Eine Unart, die überhand nimmt, ist das unerlaubte Filmen von verunglückten Menschen: „Oft kommt es gerade bei Unfällen auf der Autobahn vor, dass die Leute auf der zweiten Spur verlangsamt fahren, gucken, ihr Smartphone zücken und ein Video machen. Das geht mir persönlich richtig gegen den Strich. Das ist Privatsphäre, sowohl der Verletzten wie auch von mir als Rettungsassistent. Würden diejenigen das umgekehrt wollen? Ich glaube nicht“, ist sich Florian sicher. Bei größeren Unfällen sei es inzwischen so, dass die Feuerwehren Schutzwände als Schutz vor Schaulustigen aufstellten.

 

Fahren Rettungskräfte nicht ab und zu doch einmal nur zum Spaß mit dem Blaulicht?
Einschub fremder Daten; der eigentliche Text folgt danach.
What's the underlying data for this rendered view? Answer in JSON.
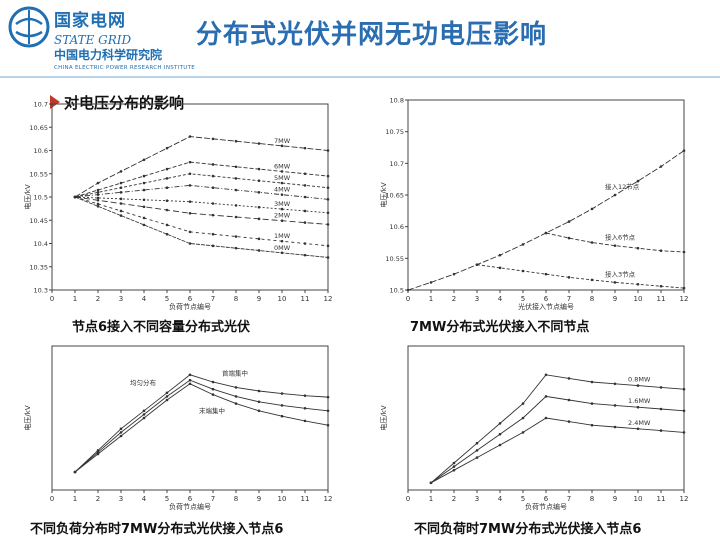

Mit diesem Vorurteil räumt Florian Hilt gründlich auf. Der Rettungsdienst entscheidet aufgrund des eingehenden Notrufs, ob ein Wagen mit oder ohne Signal zum Einsatzort fährt. Fahre man anschließend ins Krankenhaus, überlege man sehr genau, ob Signal und Blaulicht notwendig seien: „Jeder von uns weiß, wie gefährlich das ist mit erhöhter Geschwindigkeit. Niemand von uns macht das Blaulicht an, wenn es nicht notwendig ist. Es besteht dann immerhin das achtfache tödliche Unfallrisiko. Das heißt, mein Risiko, im Straßenverkehr zu sterben, liegt achtmal höher und das gibt einem schon zu denken.“

Rettungsassistent*innen und Notfall-Sanitäter*innen gehen in ihrem Beruf, der zugleich Schichtdienst bedeutet, einer herausfordernden Tätigkeit nach. Das Einstiegsgehalt nach der Ausbildung liegt bei etwa 2.100 Euro brutto. Hat dieser Beruf nicht auch finanziell mehr Wert-Schätzung verdient?

 

 

Florian Hilt

Arbeitete nach seiner Ausbildung sieben Jahren als Rettungsassistent in Vollzeit. Studiert derzeit Medizintechnik und arbeitet gleichzeitig in Teilzeit als Rettungsassistent.